Hewlett-Packard said it will devote $1.5 billion to dot-com businesses, while Compaq Computer has earmarked $1 billion for companies that deliver Internet access and business software applications. As with similar Sun Microsystems and IBM programs, the goal is to gain new server computer clients and in some cases share in customers' financial successes.
More and more aggressive
Leading consultancies, various high-tech companies and even media giant Time Warner also boast venture capital programs, which typically involve discounted products and services, equity investments, marketing help and sometimes even management. But while Anderson Consulting has devoted $1 billion over five years and EDS $1.5 billion over the same span, the hardware giants intend to spend that much in 12 months.
IBM, which announced a $500 million fund in January, is expected to unveil yet another initiative next week.
Big Blue and others have little choice but to move aggressively if they are to reduce Sun's huge advantage. While Compaq maintains the overall lead in server sales, Sun's systems are often considered de rigeur in the Internet industry.
Interestingly, Sun, which has announced $300 million in seed money this year, has been strongly critical of sharing revenue with business partners and reluctant to take equity interests in them. Sun also is the only major computer manufacturer that relies on outside companies for its financing operation.
3Com said it will quit the high-end networking market to focus on emerging technologies such as wireless networking, Internet telephony, and high-speed Net access. The decision, a concession to Cisco Systems and Nortel Networks, is the latest turn in a meandering strategy to find a place in an industry populated by a few giants and several successful niche players.
Time Warner may scrap plans to spin off its entertainment Web site in the wake of a proposed merger with America Online, signaling the end of Time Warner's attempt to salvage its Internet strategy after many false starts. The future of the company's digital media division is in question as executives begin putting together the pieces of AOL Time Warner.
Separately, rival Walt Disney is approaching members of Congress in an attempt to spark further scrutiny over the proposed AOL-Time Warner merger.
Replay, which markets a set-top box containing a hard drive that allows consumers to easily record and view TV programs, received $84.9 million in additional financing from such heavyweights as Comcast, Motorola, Sega, Excite@Home, Scientific-Atlanta and News Corp. The company has filed for a public offering but shipped only about 6,000 "digital VCRs."
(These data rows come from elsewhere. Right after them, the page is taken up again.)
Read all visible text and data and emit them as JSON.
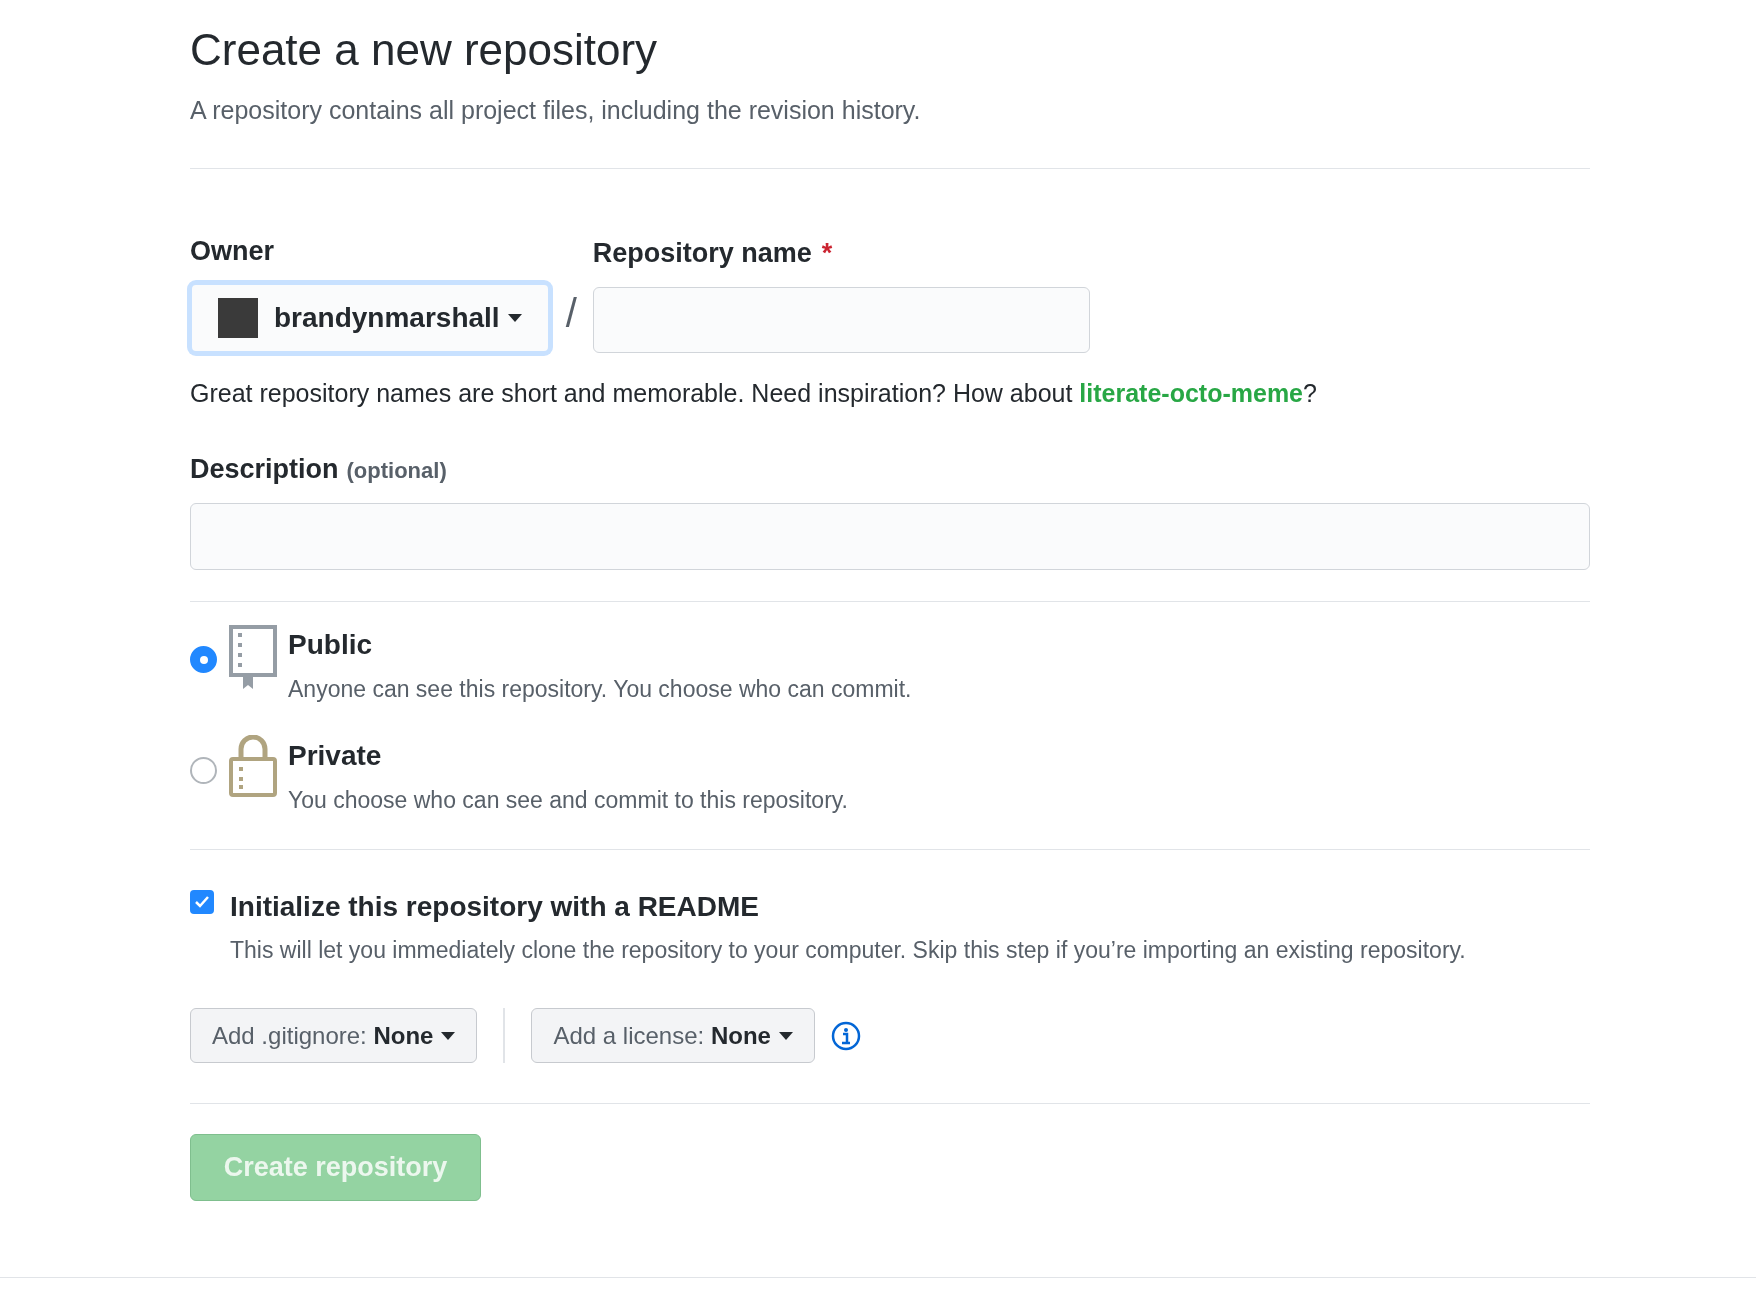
{
  "title": "Create a new repository",
  "subtitle": "A repository contains all project files, including the revision history.",
  "owner": {
    "label": "Owner",
    "value": "brandynmarshall"
  },
  "separator": "/",
  "repo_name": {
    "label": "Repository name",
    "required_mark": "*"
  },
  "hint": {
    "before": "Great repository names are short and memorable. Need inspiration? How about ",
    "link": "literate-octo-meme",
    "after": "?"
  },
  "description": {
    "label": "Description",
    "optional": "(optional)"
  },
  "visibility": [
    {
      "kind": "public",
      "title": "Public",
      "description": "Anyone can see this repository. You choose who can commit.",
      "selected": true
    },
    {
      "kind": "private",
      "title": "Private",
      "description": "You choose who can see and commit to this repository.",
      "selected": false
    }
  ],
  "readme": {
    "label": "Initialize this repository with a README",
    "description": "This will let you immediately clone the repository to your computer. Skip this step if you’re importing an existing repository.",
    "checked": true
  },
  "gitignore": {
    "label": "Add .gitignore:",
    "value": "None"
  },
  "license": {
    "label": "Add a license:",
    "value": "None"
  },
  "create_button": {
    "label": "Create repository",
    "disabled": true
  }
}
Car and truck prices posted on the Net are hundreds to thousands of dollars more than the manufacturers' suggested retail prices, according to a report. The surprising finding upsets the widely held idea that posting of such information acts to drive prices down.
Leading paper product companies said they will form a business-to-business marketplace, while heavyweight aerospace and defense companies are expected to follow suit. The combination of Boeing, Lockheed Martin, Raytheon and British Aerospace in a Net-based system for streamlining the buying and selling of supplies could become one of the biggest purchasing cartels yet, and may raise the specter of collusion. Meanwhile, former oil industry executives plan to launch a slightly different trading exchange.
A new program posted on the Internet transforms a popular music-trading network into a full-blown online swap meet capable of exchanging videos and software. Wrapster joins a growing list of programs allowing the quick, free and wide distribution of illegally copied files. The trend is bad news for record companies, movie studios and software companies that have fought hard to keep their wares from being pirated online.
A commission charged to advise Congress on Internet taxation failed to adopt a compromise proposal to extend the present moratorium on Net taxes while state and local governments simplify their tax codes and fold in online levies. Eleven of 19 members voted in favor, two votes short of a "supermajority" requirement, with three Clinton officials abstaining. Last-minute negotiations turned on the question of when an online company has established a local physical presence and is therefore liable for taxes.
Wireless phone companies are beginning to move in on the mobile computing market with the addition of address books, calendars, email and other features that are the hallmark of Palm Pilots and other handhelds. Analysts expect the two kinds of devices will eat into each other's markets as consumers decide they no longer need both.
IBM is developing chips for television set-top boxes that will transform TV sets into interactive, two-way information appliances. Intel, National Semiconductor, Hitachi and Transmeta too are rushing to land deals to provide chips to set-top box makers, which in turn are competing to strike agreements with cable providers and broadcasters.
Also of note
Microsoft confirmed that code from an upcoming version of a consumer operating system was posted to the Internet, and the company is now trying to figure out who did it ? The U.S. Justice Department launched a criminal probe into charges the White House failed to hand over email sought by campaign finance investigators and used intimidation to keep the mail secret ? Microsoft's stock rose on reports that the software giant and the government may be closer to settling their landmark antitrust case ? Cisco Systems briefly topped Microsoft as the world's most valuable company, before falling back to No. 2 ? Memory maker Rambus dropped $50 Tuesday, gained more than $80 the following day, and saw an financial analyst raise his target price to $500 from $100 ? Kmart said it has signed up 1 million customers to its free Internet service in just six weeks.